Quantum property testing in sparse directed graphs
Simon Apers, Frédéric Magniez, Sayantan Sen, Dániel Szabó
TL;DR
This work investigates quantum property testing for sparse directed graphs, focusing on the unidirectional model where only outgoing edges are queryable. It delivers a near-quadratic quantum speedup for testing $k$-source-subgraph-freeness with a bound of $O(N^{\frac{1}{2}(1-\frac{1}{2^k-1})})$, and proves near-tight lower bounds via a dual-polynomial approach on an intermediate $k$-collision problem, connecting subgraph-freeness to collision-finding techniques. It also shows that not all graph properties admit quantum speedups by proving a linear quantum lower bound for testing 3-colorability in the undirected bounded-degree model. The results illuminate when quantum advantages arise in graph property testing and establish a framework using dual polynomials to derive quantum lower bounds in property testing contexts, with potential implications for a broader class of sparse-graph problems.
Abstract
We initiate the study of quantum property testing in sparse directed graphs, and more particularly in the unidirectional model, where the algorithm is allowed to query only the outgoing edges of a vertex. In the classical unidirectional model, the problem of testing $k$-star-freeness, and more generally $k$-source-subgraph-freeness, is almost maximally hard for large $k$. We prove that this problem has almost quadratic advantage in the quantum setting.
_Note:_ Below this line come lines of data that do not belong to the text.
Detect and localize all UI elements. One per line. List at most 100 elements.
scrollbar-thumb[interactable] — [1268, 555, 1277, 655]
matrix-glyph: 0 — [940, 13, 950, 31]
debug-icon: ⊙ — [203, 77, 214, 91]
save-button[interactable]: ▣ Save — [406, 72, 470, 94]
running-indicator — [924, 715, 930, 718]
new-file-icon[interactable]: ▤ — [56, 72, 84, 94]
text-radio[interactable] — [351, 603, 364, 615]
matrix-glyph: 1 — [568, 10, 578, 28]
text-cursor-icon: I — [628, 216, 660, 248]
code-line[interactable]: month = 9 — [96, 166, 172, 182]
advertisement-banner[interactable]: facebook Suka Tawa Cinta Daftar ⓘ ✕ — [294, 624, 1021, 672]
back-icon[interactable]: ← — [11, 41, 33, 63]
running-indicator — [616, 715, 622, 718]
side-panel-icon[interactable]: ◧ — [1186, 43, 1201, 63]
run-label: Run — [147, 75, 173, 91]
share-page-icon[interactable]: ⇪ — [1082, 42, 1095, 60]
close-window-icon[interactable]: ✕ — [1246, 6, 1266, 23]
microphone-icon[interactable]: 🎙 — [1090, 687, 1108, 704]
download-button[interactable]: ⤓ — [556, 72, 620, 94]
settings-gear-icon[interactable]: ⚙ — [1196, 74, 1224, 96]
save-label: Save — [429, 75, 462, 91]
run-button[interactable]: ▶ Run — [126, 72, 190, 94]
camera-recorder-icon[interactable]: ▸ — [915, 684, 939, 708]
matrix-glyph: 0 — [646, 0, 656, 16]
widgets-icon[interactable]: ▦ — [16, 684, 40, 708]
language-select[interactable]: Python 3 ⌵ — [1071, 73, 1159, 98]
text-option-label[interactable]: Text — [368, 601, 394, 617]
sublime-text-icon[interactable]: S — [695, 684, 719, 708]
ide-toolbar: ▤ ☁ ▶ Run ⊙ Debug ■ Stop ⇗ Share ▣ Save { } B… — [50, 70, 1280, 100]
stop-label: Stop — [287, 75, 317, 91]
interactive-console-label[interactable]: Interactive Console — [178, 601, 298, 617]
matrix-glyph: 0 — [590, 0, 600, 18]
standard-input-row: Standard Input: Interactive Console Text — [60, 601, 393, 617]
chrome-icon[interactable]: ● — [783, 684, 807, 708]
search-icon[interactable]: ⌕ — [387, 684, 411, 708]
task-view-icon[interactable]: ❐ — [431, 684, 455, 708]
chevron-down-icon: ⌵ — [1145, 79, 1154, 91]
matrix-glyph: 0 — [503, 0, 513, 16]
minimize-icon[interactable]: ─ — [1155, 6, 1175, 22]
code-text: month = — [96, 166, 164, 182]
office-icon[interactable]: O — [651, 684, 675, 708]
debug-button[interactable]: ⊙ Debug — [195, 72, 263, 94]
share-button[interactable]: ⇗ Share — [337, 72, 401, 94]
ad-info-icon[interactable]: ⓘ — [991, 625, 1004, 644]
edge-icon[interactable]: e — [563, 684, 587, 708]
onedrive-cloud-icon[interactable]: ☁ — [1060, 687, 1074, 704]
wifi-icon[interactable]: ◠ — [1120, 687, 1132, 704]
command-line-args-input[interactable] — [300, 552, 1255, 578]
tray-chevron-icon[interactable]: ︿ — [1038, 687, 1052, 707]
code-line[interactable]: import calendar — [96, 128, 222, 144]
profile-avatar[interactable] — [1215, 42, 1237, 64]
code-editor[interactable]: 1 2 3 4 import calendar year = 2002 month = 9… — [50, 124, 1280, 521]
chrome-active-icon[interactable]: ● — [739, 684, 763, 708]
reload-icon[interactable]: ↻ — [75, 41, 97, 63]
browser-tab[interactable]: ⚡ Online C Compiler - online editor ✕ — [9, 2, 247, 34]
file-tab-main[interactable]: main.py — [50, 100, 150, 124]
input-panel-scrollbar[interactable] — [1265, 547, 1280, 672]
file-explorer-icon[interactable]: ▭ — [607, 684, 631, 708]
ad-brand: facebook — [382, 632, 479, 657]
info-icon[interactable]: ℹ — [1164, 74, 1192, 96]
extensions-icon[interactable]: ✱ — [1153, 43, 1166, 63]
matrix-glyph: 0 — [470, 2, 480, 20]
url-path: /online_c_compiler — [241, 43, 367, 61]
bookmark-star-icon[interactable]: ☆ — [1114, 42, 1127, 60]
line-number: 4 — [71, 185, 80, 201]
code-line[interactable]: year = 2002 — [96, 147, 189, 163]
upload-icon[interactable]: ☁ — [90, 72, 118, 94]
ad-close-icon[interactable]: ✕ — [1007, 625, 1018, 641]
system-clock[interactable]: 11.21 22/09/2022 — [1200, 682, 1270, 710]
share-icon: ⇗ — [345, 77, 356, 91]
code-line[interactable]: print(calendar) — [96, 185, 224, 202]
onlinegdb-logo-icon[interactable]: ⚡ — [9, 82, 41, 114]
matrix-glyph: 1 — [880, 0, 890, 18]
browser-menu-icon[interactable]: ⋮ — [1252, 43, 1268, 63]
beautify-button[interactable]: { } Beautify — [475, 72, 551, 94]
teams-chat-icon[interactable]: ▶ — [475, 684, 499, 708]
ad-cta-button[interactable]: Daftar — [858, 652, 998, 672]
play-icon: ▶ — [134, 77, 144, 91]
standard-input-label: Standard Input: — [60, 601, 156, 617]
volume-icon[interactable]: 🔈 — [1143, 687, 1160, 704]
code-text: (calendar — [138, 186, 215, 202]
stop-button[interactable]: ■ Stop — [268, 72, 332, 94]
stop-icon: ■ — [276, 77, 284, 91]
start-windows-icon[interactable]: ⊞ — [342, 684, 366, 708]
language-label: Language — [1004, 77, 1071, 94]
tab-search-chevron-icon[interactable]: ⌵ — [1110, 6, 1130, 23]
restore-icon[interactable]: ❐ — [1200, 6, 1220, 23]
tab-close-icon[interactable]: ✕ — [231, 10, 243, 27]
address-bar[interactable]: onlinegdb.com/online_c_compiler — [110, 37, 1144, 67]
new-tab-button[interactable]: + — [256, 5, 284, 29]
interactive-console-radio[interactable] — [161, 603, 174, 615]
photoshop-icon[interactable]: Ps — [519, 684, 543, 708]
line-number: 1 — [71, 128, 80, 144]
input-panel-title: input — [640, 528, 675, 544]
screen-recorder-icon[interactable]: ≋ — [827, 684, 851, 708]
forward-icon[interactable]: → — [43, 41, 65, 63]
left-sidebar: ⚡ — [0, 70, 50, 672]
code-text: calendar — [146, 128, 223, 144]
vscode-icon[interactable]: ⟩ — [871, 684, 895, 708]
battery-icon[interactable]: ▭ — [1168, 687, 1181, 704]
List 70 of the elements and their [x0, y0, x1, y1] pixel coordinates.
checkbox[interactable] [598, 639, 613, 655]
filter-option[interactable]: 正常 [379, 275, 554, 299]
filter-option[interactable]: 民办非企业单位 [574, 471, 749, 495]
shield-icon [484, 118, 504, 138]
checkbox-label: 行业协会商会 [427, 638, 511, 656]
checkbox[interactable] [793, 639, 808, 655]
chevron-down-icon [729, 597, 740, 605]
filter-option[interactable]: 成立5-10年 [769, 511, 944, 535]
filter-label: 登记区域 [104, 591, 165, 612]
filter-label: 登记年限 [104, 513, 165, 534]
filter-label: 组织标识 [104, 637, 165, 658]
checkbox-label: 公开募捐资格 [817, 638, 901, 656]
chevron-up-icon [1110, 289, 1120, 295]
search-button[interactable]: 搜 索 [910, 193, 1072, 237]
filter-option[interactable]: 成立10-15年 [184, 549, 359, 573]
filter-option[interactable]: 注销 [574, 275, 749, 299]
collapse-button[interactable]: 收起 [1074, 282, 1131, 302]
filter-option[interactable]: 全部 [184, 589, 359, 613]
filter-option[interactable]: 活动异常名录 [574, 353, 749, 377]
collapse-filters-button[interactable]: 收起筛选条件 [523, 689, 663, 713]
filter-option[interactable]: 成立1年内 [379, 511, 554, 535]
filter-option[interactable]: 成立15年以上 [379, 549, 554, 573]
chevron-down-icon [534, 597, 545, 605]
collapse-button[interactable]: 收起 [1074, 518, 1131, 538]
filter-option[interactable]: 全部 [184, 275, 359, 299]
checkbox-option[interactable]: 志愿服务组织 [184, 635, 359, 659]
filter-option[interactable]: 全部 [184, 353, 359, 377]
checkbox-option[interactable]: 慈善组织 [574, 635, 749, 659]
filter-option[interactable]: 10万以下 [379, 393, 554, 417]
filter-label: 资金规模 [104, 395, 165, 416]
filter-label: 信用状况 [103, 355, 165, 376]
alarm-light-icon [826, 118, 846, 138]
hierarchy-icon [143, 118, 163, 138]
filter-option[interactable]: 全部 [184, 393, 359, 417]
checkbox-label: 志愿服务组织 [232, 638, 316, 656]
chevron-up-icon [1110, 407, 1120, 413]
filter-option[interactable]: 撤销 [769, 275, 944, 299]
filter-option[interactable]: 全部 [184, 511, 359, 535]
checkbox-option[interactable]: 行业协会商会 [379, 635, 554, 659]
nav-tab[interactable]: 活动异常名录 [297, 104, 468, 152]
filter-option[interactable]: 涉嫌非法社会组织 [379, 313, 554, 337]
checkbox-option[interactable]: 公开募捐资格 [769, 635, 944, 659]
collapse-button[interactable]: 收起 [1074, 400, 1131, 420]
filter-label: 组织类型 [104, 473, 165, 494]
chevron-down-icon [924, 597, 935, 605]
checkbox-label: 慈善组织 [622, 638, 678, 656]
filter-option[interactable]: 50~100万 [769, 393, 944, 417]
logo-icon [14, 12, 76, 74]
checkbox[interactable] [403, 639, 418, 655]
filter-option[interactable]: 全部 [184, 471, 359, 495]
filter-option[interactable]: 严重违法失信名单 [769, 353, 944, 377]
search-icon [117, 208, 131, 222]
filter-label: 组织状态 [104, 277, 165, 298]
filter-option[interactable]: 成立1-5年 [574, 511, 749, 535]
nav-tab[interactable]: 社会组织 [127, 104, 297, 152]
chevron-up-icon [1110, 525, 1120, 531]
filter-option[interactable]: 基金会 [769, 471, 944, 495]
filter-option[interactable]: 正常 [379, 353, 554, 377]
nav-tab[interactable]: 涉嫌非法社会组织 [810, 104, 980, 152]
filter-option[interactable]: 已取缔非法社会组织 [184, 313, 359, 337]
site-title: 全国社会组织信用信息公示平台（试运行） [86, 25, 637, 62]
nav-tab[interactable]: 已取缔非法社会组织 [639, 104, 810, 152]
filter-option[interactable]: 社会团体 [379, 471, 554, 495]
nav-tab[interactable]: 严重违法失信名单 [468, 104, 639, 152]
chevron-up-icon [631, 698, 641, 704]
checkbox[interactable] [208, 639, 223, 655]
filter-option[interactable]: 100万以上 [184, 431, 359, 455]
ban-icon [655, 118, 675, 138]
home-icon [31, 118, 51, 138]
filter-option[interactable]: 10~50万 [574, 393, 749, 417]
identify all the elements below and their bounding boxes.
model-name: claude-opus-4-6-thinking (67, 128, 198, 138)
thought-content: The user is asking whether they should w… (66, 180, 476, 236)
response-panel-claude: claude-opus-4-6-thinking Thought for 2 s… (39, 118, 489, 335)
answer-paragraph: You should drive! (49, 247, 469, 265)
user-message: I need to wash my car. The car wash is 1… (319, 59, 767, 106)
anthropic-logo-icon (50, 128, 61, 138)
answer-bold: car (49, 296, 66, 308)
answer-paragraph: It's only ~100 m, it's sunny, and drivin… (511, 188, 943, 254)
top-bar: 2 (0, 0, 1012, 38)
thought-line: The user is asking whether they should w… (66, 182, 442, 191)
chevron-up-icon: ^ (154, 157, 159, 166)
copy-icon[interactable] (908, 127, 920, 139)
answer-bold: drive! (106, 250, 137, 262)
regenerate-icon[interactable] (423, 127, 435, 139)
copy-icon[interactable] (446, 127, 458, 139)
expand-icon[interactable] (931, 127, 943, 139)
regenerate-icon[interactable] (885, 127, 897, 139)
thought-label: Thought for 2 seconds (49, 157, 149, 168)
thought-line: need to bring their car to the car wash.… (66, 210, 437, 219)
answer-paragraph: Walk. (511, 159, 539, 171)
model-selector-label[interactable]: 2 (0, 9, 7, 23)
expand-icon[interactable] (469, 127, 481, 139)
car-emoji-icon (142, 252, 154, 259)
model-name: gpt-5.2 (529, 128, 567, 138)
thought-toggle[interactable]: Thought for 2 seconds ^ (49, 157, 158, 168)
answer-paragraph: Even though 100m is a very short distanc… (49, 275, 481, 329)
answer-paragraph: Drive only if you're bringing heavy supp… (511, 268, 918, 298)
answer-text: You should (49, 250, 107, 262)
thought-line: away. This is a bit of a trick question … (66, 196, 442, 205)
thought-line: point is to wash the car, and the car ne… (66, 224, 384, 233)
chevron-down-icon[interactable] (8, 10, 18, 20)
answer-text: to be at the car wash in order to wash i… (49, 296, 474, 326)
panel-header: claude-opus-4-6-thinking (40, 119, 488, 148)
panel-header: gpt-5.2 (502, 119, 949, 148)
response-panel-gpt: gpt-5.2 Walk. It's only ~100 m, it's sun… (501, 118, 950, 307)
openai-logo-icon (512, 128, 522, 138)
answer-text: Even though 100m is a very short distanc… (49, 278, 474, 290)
Moreover, we show that this advantage is nearly tight, by showing a quantum lower bound using the method of dual polynomials on an intermediate problem for a new, property testing version of the $k$-collision problem that was not studied before. To illustrate that not all problems in graph property testing admit such a quantum speedup, we consider the problem of $3$-colorability in the related undirected bounded-degree model, when graphs are now undirected. This problem is maximally hard to test classically, and we show that also quantumly it requires a linear number of queries.